Non-maximal entanglement of photons from positron-electron annihilation demonstrated using a novel plastic PET scanner

TL;DR

This study introduces a novel plastic PET scanner capable of measuring photon polarization, revealing that photons from positron-electron annihilation are not maximally entangled, which depends on the annihilation process.

Contribution

A new plastic scintillator-based PET scanner that measures photon polarization and demonstrates the non-maximal entanglement of annihilation photons based on their origin.

Findings

Photons from pick-off annihilation are not entangled.

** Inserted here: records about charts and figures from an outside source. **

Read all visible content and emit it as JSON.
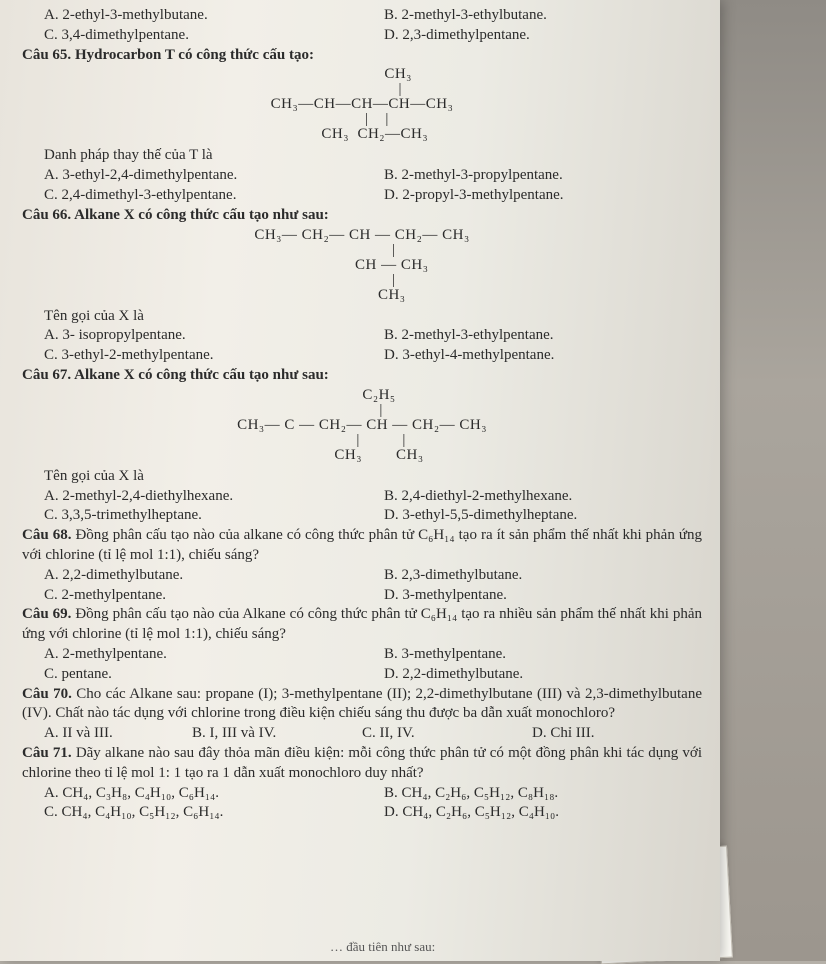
{
  "q64": {
    "optA": "A. 2-ethyl-3-methylbutane.",
    "optB": "B. 2-methyl-3-ethylbutane.",
    "optC": "C. 3,4-dimethylpentane.",
    "optD": "D. 2,3-dimethylpentane."
  },
  "q65": {
    "stem": "Câu 65. Hydrocarbon T có công thức cấu tạo:",
    "formula": "                 CH₃\n                  |\nCH₃—CH—CH—CH—CH₃\n       |    |\n      CH₃  CH₂—CH₃",
    "lead": "Danh pháp thay thế của T là",
    "optA": "A. 3-ethyl-2,4-dimethylpentane.",
    "optB": "B. 2-methyl-3-propylpentane.",
    "optC": "C. 2,4-dimethyl-3-ethylpentane.",
    "optD": "D. 2-propyl-3-methylpentane."
  },
  "q66": {
    "stem": "Câu 66. Alkane X có công thức cấu tạo như sau:",
    "formula": "CH₃— CH₂— CH — CH₂— CH₃\n               |\n              CH — CH₃\n               |\n              CH₃",
    "lead": "Tên gọi của X là",
    "optA": "A. 3- isopropylpentane.",
    "optB": "B. 2-methyl-3-ethylpentane.",
    "optC": "C. 3-ethyl-2-methylpentane.",
    "optD": "D. 3-ethyl-4-methylpentane."
  },
  "q67": {
    "stem": "Câu 67. Alkane X có công thức cấu tạo như sau:",
    "formula": "        C₂H₅\n         |\nCH₃— C — CH₂— CH — CH₂— CH₃\n         |          |\n        CH₃        CH₃",
    "lead": "Tên gọi của X là",
    "optA": "A. 2-methyl-2,4-diethylhexane.",
    "optB": "B. 2,4-diethyl-2-methylhexane.",
    "optC": "C. 3,3,5-trimethylheptane.",
    "optD": "D. 3-ethyl-5,5-dimethylheptane."
  },
  "q68": {
    "stem": "Câu 68. Đồng phân cấu tạo nào của alkane có công thức phân tử C₆H₁₄ tạo ra ít sản phẩm thế nhất khi phản ứng với chlorine (tỉ lệ mol 1:1), chiếu sáng?",
    "optA": "A. 2,2-dimethylbutane.",
    "optB": "B. 2,3-dimethylbutane.",
    "optC": "C. 2-methylpentane.",
    "optD": "D. 3-methylpentane."
  },
  "q69": {
    "stem": "Câu 69. Đồng phân cấu tạo nào của Alkane có công thức phân tử C₆H₁₄ tạo ra nhiều sản phẩm thế nhất khi phản ứng với chlorine (tỉ lệ mol 1:1), chiếu sáng?",
    "optA": "A. 2-methylpentane.",
    "optB": "B. 3-methylpentane.",
    "optC": "C. pentane.",
    "optD": "D. 2,2-dimethylbutane."
  },
  "q70": {
    "stem": "Câu 70. Cho các Alkane sau: propane (I); 3-methylpentane (II); 2,2-dimethylbutane (III) và 2,3-dimethylbutane (IV). Chất nào tác dụng với chlorine trong điều kiện chiếu sáng thu được ba dẫn xuất monochloro?",
    "optA": "A. II và III.",
    "optB": "B. I, III và IV.",
    "optC": "C. II, IV.",
    "optD": "D. Chỉ III."
  },
  "q71": {
    "stem": "Câu 71. Dãy alkane nào sau đây thỏa mãn điều kiện: mỗi công thức phân tử có một đồng phân khi tác dụng với chlorine theo tỉ lệ mol 1: 1 tạo ra 1 dẫn xuất monochloro duy nhất?",
    "optA": "A. CH₄, C₃H₈, C₄H₁₀, C₆H₁₄.",
    "optB": "B. CH₄, C₂H₆, C₅H₁₂, C₈H₁₈.",
    "optC": "C. CH₄, C₄H₁₀, C₅H₁₂, C₆H₁₄.",
    "optD": "D. CH₄, C₂H₆, C₅H₁₂, C₄H₁₀."
  },
  "footer": "… đầu tiên như sau:"
}
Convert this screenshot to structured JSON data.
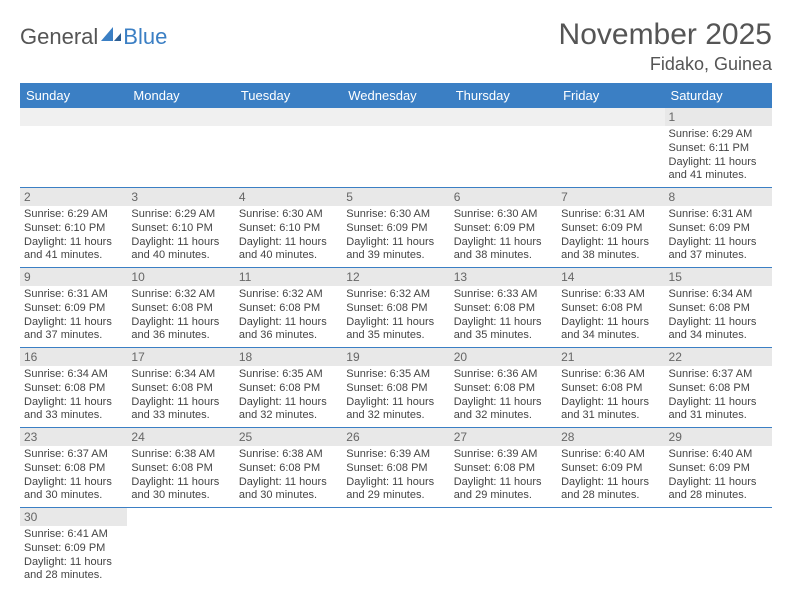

Photons from direct and para-positronium annihilations are maximally entangled.

Degree of entanglement varies with annihilation mechanism.

Abstract

In state-of-the-art Positron Emission Tomography (PET), information about annihilation photon polarization is unavailable. Here, we present a PET scanner built from plastic scintillators, where annihilation photons primarily interact via the Compton effect, providing information about both photon polarization and propagation direction. Using this plastic-based PET, we determined the distribution of the relative angle between polarization planes of photons from positron-electron annihilation in a porous polymer. The amplitude of the observed distribution is smaller than predicted for maximally quantum-entangled two-photon states but larger than expected for separable photons. This result can be well explained by assuming that photons from pick-off annihilation are not entangled, while photons from direct and para-positronium annihilations are maximally entangled. Our result indicates that the degree of entanglement depends on the annihilation mechanism in matter, opening new avenues for exploring polarization correlations in PET as a diagnostic indicator.